In the case of IOK – enforcement of the Indian act to end special status by revoking articles 370 and 35-A – the Kashmiri leadership is united against India but theoretically it is divided into the All-Party Hurriyat Conference which is a conglomeration of various Kashmiri groups, Hizbul Mujahedeen, National Conference (which used to be pro-Indian), and Jamaat-i-Islami of Syed Ali Geelani. India exploited the violent and terrorist acts in IOK to discredit the Kashmiri freedom movement and accused jihadi forces of targeting non-combatants. In both cases, ijtehad, by rationalising freedom movements and examining their pluses and minuses on the one hand and strengths and weaknesses on the other, can ensure success for those who are struggling for decades to get emancipation from foreign occupation. Merely raising slogans or using violence, particularly acts of terror, cannot be called ijtehad.
Finally, the absence of an enlightened approach to understand the dynamics of jihad and ijtehad enabled ultraconservative and dogmatic religious groups to misuse the two approaches for their own vested interests. This is exactly what happened in Palestine and Kashmir where instead of following a peaceful and prudent path, hardline elements hijacked emancipation movements, resulting in the marginalisation of issues which were genuine and slowly losing momentum with the passage of time. Had the Kashmiri freedom movement, before the abrogation of the special status, remained united and not influenced by those propagating violent jihad to oust infidels, particularly from the Muslim majority valley, India wouldn’t have got an opportunity to annex IOK. In 1989 when Kashmiri intifada was launched, in reaction to military crackdown by India, more than 300,000 Hindu Kashmiris called Pundits were forced to leave the valley.

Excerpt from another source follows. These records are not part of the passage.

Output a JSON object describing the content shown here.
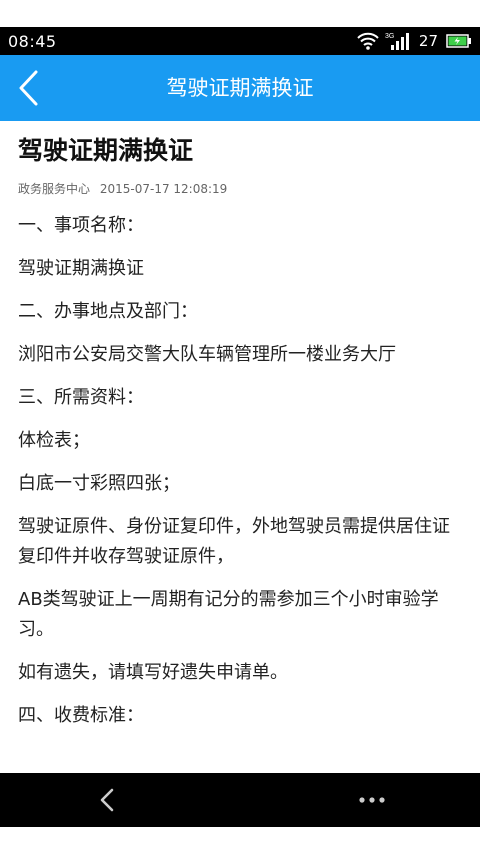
{
  "status_bar": {
    "time": "08:45",
    "network_label": "3G",
    "battery_level": "27"
  },
  "nav": {
    "title": "驾驶证期满换证"
  },
  "article": {
    "title": "驾驶证期满换证",
    "source": "政务服务中心",
    "datetime": "2015-07-17 12:08:19",
    "paragraphs": [
      "一、事项名称：",
      "驾驶证期满换证",
      "二、办事地点及部门：",
      "浏阳市公安局交警大队车辆管理所一楼业务大厅",
      "三、所需资料：",
      "体检表；",
      "白底一寸彩照四张；",
      "驾驶证原件、身份证复印件，外地驾驶员需提供居住证复印件并收存驾驶证原件，",
      "AB类驾驶证上一周期有记分的需参加三个小时审验学习。",
      "如有遗失，请填写好遗失申请单。",
      "四、收费标准："
    ]
  },
  "colors": {
    "nav_background": "#199bf2",
    "status_background": "#000000",
    "bottom_background": "#000000",
    "battery_fill": "#3ecf4a"
  },
  "icons": {
    "nav_back": "chevron-left-icon",
    "bottom_back": "chevron-left-icon",
    "bottom_more": "more-horizontal-icon",
    "wifi": "wifi-icon",
    "signal": "signal-icon",
    "battery": "battery-charging-icon"
  }
}
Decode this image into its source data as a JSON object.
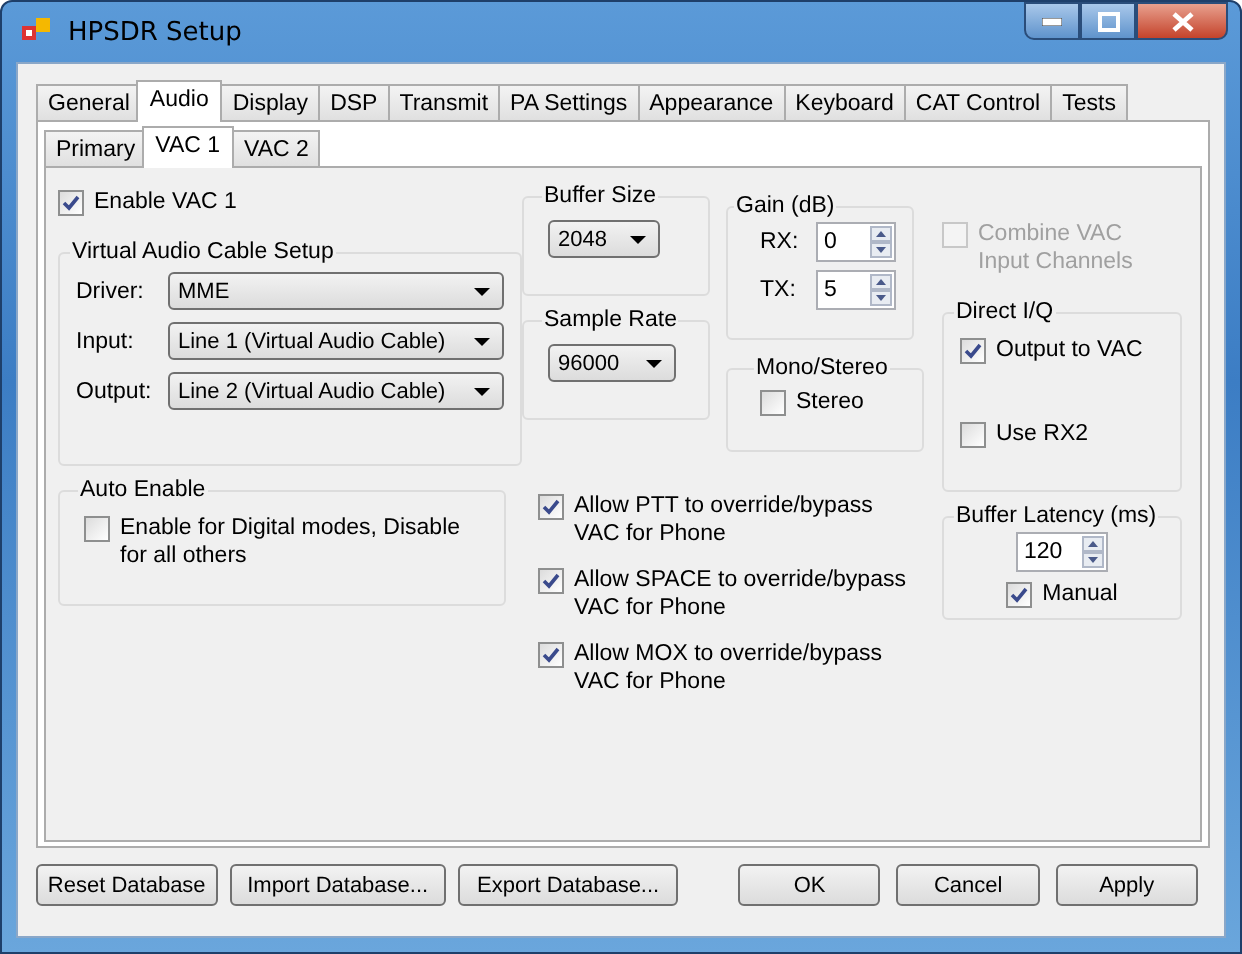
{
  "window": {
    "title": "HPSDR Setup"
  },
  "tabs": [
    {
      "label": "General",
      "selected": false
    },
    {
      "label": "Audio",
      "selected": true
    },
    {
      "label": "Display",
      "selected": false
    },
    {
      "label": "DSP",
      "selected": false
    },
    {
      "label": "Transmit",
      "selected": false
    },
    {
      "label": "PA Settings",
      "selected": false
    },
    {
      "label": "Appearance",
      "selected": false
    },
    {
      "label": "Keyboard",
      "selected": false
    },
    {
      "label": "CAT Control",
      "selected": false
    },
    {
      "label": "Tests",
      "selected": false
    }
  ],
  "subtabs": [
    {
      "label": "Primary",
      "selected": false
    },
    {
      "label": "VAC 1",
      "selected": true
    },
    {
      "label": "VAC 2",
      "selected": false
    }
  ],
  "enable_vac": {
    "label": "Enable VAC 1",
    "checked": true
  },
  "vac_setup": {
    "title": "Virtual Audio Cable Setup",
    "fields": [
      {
        "label": "Driver:",
        "value": "MME"
      },
      {
        "label": "Input:",
        "value": "Line 1 (Virtual Audio Cable)"
      },
      {
        "label": "Output:",
        "value": "Line 2 (Virtual Audio Cable)"
      }
    ]
  },
  "auto_enable": {
    "title": "Auto Enable",
    "checkbox": {
      "label": "Enable for Digital modes, Disable for all others",
      "checked": false
    }
  },
  "buffer_size": {
    "title": "Buffer Size",
    "value": "2048"
  },
  "sample_rate": {
    "title": "Sample Rate",
    "value": "96000"
  },
  "gain": {
    "title": "Gain (dB)",
    "rows": [
      {
        "label": "RX:",
        "value": "0"
      },
      {
        "label": "TX:",
        "value": "5"
      }
    ]
  },
  "mono_stereo": {
    "title": "Mono/Stereo",
    "checkbox": {
      "label": "Stereo",
      "checked": false
    }
  },
  "combine_vac": {
    "label": "Combine VAC Input Channels",
    "checked": false,
    "disabled": true
  },
  "direct_iq": {
    "title": "Direct I/Q",
    "checkboxes": [
      {
        "label": "Output to VAC",
        "checked": true
      },
      {
        "label": "Use RX2",
        "checked": false
      }
    ]
  },
  "allow_options": [
    {
      "label": "Allow PTT to override/bypass VAC for Phone",
      "checked": true
    },
    {
      "label": "Allow SPACE to override/bypass VAC for Phone",
      "checked": true
    },
    {
      "label": "Allow MOX to override/bypass VAC for Phone",
      "checked": true
    }
  ],
  "buffer_latency": {
    "title": "Buffer Latency (ms)",
    "value": "120",
    "manual": {
      "label": "Manual",
      "checked": true
    }
  },
  "buttons": [
    {
      "label": "Reset Database"
    },
    {
      "label": "Import Database..."
    },
    {
      "label": "Export Database..."
    },
    {
      "label": "OK"
    },
    {
      "label": "Cancel"
    },
    {
      "label": "Apply"
    }
  ]
}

Jihad for the liberation of Kashmir from the clutches of Indian occupation shouldn’t have been given a militant and violent shape which after 9/11 was cleverly and effectively used by India to launch severe propaganda campaigns against Kashmiri jihad. It means, those who had launched Kashmiri intifada in 1989 and carried on with it had not embarked on rationalising jihad through a process of ijtehad.
It is not only in the case of Palestine and Kashmir where one can notice the incorrect use of jihad and ijtehad, but it is an issue which persists in the entire Muslim world. When Muslims and their religious scholars deviated from ijtehad after the 10th century, enlightenment, reasoning and rationality lost relevance in their way of life – the result was stagnation and degeneration among Muslims. Only by unleashing a thought process, by improving education and promoting the culture of reading with critical and analytical thinking can Muslims be salvaged from the ongoing humiliation, oppression and suppression particularly in Palestine and Kashmir. Only through ijtehad-based reasoning can Muslims find solutions to deal with the prevailing predicament instead of remaining in wilderness, ignorance and social backwardness.